Make no mistake; the recent slight collywobbles in the world’s major economies is good news for entrepreneurs and investors alike – on the whole that is.
That’s because this has achieved two very important things at the same time:
Firstly, it has made the valuations of most things such as equities, properties, commodities and so on more affordable. So this is unequivocally good news as long as you’d kept at least a little of your powder dry.
And secondly – it has pushed away the spectre of imminently rising interest rates for a while. This won’t last forever, though, so it’s a good idea to strike while the iron is hot here. Simply put – there may never have been a better time to re-mortgage. This is because the overall recovery is underway – but the wobbles mean that there are still some great deals available at fixed rates.
Be careful on the fees though if you’re thinking about re-mortgaging. The main fee is the penalty in exiting any current deal you have – and this may effectively preclude transferal to a new product for the term, so make sure you’ve read your fine print and know exactly what charges you’re in for.
Also – with any new deal, make sure you understand exactly what you’re likely to be charged for. Many mortgage deals look too good to be true – and that’s because they are.
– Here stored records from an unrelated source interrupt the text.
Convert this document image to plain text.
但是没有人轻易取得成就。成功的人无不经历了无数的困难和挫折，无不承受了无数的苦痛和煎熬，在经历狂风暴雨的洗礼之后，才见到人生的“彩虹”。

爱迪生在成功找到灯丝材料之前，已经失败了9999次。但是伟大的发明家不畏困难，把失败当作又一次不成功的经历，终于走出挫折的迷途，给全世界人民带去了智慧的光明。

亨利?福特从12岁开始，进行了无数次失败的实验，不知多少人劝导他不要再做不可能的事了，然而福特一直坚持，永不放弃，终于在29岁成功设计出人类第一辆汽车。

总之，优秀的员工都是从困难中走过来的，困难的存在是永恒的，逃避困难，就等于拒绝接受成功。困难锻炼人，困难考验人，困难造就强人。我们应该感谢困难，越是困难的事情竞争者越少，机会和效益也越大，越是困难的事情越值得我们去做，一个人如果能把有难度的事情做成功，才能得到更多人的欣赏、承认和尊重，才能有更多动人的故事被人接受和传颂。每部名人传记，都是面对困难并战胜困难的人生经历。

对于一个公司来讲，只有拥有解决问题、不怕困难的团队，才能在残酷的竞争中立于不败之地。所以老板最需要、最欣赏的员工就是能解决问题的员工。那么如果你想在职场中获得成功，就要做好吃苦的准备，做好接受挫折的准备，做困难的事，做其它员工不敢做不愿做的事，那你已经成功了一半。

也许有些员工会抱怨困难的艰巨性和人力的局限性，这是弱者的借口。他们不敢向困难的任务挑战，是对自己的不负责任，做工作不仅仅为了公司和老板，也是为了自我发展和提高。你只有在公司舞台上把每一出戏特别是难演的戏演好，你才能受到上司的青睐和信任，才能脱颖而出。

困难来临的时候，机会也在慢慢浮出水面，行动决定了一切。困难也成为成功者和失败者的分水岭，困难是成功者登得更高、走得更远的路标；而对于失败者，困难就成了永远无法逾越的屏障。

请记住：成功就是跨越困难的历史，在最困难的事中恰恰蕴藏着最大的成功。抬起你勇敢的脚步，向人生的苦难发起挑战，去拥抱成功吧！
The devil is often in the detail here with transfer charges from the new mortgage provider, arrangement fees, legal fees and general administrative hassle that you don’t need.
This is not always the case though. With a new mortgage from HSBC there are no such fees whatsoever – and this is guaranteed. What’s more – the deal is available for up to five years on a fixed basis. There is more information on the mortgage product here
Obviously, the longer you fix for, the higher the interest rate, but don’t worry about that; if you can afford the five-year deal payments – be sure to go for that one. Certainty is a big thing and exceedingly rare with any financial transactions and the fixed deals for five years surely won’t last forever – as interest rates will surely rise.
This time next year, we may well be into a whole new realm of economic forecasting and governments may be keen to shore up currencies and cool down demand. Who really knows what will happen? But this is certainly a possibility and you don’t want to be sweating over central banks’ decisions if you can afford not to; peace of mind is a priceless commodity.
All in all, then, this may be the perfect time to fix a new deal and to make it as long-term as you can. And if the world doesn’t pan out that way and you could have paid less because interest rates continue to stay lower than their historical averages – at least you’ll have been able to relax and enjoy life knowing your house was eminently affordable for five years – and having been able to sleep well at night in that knowledge.